Kite''s quickness will provide a boost at center forward or on the flank, but Turnipseed appears to be the X-factor at striker.
The junior scored three goals in 14 games as a freshman before knee issues, a concussion, and an elbow injury derailed her ''09 season. Turnipseed played just 34 minutes last season, but Macdonald said she''s 100 percent after a solid spring.
Senior center back Leanna Baldner agrees the forwards will play the most pivotal role this year, but not necessarily by finding the back of the net.
In the 4-3-3, it''s vital to have forwards aid in defense. Knowing when to fall back is just as important as being aware of team defending, Baldner said.
"Our movement at the back starts with them," Baldner said. "It helps cut off a lot of transition from the other team and makes defending easier for the team. The quicker we get back the ball, the quicker we can go forward.
"The biggest thing we''ve missed is that leader up top who''s going to be the first one to step to the ball."

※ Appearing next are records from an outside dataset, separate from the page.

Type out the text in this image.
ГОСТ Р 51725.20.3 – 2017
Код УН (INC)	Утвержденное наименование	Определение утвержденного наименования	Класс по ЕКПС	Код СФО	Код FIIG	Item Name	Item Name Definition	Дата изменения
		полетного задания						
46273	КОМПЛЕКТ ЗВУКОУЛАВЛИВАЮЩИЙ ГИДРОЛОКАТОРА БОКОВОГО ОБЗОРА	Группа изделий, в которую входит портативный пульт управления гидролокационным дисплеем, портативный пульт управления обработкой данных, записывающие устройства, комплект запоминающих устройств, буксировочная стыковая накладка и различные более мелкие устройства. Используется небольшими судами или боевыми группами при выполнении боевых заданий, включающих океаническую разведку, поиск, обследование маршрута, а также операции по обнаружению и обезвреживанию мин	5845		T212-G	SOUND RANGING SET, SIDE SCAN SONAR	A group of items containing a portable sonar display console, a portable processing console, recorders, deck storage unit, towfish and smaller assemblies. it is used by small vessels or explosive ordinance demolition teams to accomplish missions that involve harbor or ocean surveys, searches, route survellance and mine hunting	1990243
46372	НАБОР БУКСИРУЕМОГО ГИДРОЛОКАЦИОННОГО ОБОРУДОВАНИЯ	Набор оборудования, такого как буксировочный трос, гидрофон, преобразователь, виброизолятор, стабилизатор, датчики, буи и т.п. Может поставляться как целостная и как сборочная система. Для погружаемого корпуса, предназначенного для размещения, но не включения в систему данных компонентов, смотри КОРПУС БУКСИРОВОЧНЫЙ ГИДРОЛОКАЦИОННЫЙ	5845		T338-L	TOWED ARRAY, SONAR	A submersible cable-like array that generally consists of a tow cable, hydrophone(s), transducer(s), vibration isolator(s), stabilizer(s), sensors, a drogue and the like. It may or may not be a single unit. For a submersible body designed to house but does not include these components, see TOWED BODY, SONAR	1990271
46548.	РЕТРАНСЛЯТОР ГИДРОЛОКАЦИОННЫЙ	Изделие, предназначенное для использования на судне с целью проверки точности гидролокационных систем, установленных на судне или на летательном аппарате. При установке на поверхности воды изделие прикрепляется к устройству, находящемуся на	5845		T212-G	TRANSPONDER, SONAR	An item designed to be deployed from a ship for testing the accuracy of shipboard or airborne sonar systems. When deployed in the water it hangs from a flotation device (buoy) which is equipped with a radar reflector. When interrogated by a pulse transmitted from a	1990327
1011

Baldner''s concern about team defending is warranted, as MSU has just 84 minutes of college experience in goal. Skylar Rosson takes over for graduated Taryn Holland after playing three matches in ''09. And much like her former club teammate Turnipseed, the Oklahoma native is fit after having two anterior cruciate ligament surgeries since coming to MSU.
Behind Rosson, the experience is thin with freshmen Lisa Monteith and Abby Risner.
Macdonald expects Rosson to lock down the first-team spot, as does Baldner.
"Skylar did great in the spring, and it didn''t take long to adjust to her," Baldner said. "We play with confidence in her because we know what she can do."
Rosson has benefited from working with MSU''s new goalkeeper coach Robbie Kroger, a South African native who played professionally in Germany.
"Their approach to training under him as been excellent," Macdonald said.
The key to league success this season will be MSU''s ability to get results on the road, a task it didn''t handle well last year when it closed the season with six straight road losses in its last seven games. During that stretch, rain forced the Bulldogs to hold the majority of their training sessions indoors.
MSU has a similar stretch this season, playing at Oklahoma State and Oral Roberts five days before embarking on a four-match road swing to start SEC play.
"Our work started with that in the summer with 28 of 31 of our players in summer school," Macdonald said. "The girls have spent the summer lifting and running throughout the week with our strength and conditioning guys. Mentally, it''s tough to go on the road like that, but we''ve got a greatly experienced team that knows when to get the rest and how to keep their bodies fit.
"It''s a challenging non-conference and SEC schedule we have this year, and as coaches we''ll have to be aware of when to push them and when to back off in training."
MSU opens the season Aug. 20 at Tennessee-Martin before debuting a new playing surface Aug. 27 against the University of Alabama at Birmingham.
MSU will try to string together back-to-back winning records for the first time in 13 years.